African Cocoa Farmers Accuse ‘Big Chocolate’ Of Circumventing Tax Meant To Help The Poor 

The Financial Times reviewed a letter, written by Ivory Coast and Ghana, think of both as cocoa’s OPEC, control about two-thirds of the world’s cocoa trade, outlined how both countries were angered by the blatant attempt of top chocolate companies and traders including Mars, Hershey, and Olam in their attempts to circumvent a premium on cocoa meant to help combat poverty among African farmers. 

The letter said chocolate producers attempted to avoid a $400-per-ton “living income differential” (LID), which is a tax added to the price of cocoa bought from Ghana and the Ivory Coast.

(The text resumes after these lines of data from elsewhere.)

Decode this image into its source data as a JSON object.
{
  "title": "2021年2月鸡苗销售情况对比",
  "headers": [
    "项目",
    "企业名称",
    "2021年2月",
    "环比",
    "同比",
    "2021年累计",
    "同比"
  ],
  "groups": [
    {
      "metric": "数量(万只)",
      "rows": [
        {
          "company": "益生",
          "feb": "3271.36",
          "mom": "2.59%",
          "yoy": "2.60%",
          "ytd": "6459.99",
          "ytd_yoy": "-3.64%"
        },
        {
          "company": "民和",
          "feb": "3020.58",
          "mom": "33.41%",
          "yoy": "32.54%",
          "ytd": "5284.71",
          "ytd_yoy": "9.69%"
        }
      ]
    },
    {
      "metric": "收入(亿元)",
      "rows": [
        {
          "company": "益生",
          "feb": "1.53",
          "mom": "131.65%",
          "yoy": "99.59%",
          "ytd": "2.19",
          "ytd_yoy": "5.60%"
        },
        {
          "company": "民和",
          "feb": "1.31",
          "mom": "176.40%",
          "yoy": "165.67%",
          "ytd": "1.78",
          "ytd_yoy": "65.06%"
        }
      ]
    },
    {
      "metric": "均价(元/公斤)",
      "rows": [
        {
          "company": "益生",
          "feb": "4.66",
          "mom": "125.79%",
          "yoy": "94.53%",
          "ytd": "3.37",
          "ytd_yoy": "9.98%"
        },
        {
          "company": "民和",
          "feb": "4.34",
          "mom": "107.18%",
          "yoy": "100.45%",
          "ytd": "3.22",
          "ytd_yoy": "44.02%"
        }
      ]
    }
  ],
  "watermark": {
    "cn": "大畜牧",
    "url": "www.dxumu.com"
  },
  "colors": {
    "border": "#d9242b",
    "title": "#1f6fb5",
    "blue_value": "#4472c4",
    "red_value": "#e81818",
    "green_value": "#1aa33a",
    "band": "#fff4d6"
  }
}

In addition to the major industry players, the letter calls out four other smaller cocoa traders.

In a separate letter, Ivorian Conseil de Café Cacao and the Ghana Cocoa Board blasted Hershey for their attempt to bypass the LID, calling their alleged strategies a “breach of faith.” Authorities halted Hershey from operating its chocolate sustainability programs in both countries. 

On Hershey’s website, here is what they say about their chocolate sustainability program in Africa: 

“At Hershey, we envision a world where cocoa farmers and their families are able to live healthy, prosperous lives; where cocoa communities and ecosystems thrive for generations to come.” 

More or less, Hershey’s virtue signaling was merely all for optics as we noted last week when the Pennsylvania company ditched both countries in pursuit for cocoa by making massive purchases on ICE Futures US exchange instead. 

FT does note the letters’ authenticity was confirmed by two industry insiders. 

Mars responded to the letter and told FT that it “categorically” denied the accusations.

“We were the first major manufacturer to support the LID. In addition . . . this year we have invested more in Côte d’Ivoire and Ghana sustainability programs,” Mars added.

Hersey also responded, indicating the letter was misleading” and was “unfortunate” – also saying they’re participating in the LID for the current crop year and would continue to do so in the future. They also said discussions with Ivory Coast and Ghana to continue “the sustainability programs that are benefiting cocoa farmers today.”

Gerard Manley, head of cocoa trading at Olam, said Ivory Coast and Ghana were “important” to the company and the industry as a whole.  

“We appreciate that both countries understand Olam’s significant investment in people and infrastructure, and we reiterate our strong support of farmers and growing farmer income,” Manley said.

The $400-per-ton LID was announced last year as a way to lift cocoa farmers out of poverty.

The apparent cocoa-standoff between Ivory Coast and Ghana and commodity traders comes as Cocoa prices have tumbled this year (see: here & here) as chocolate demand plunges due to the virus pandemic.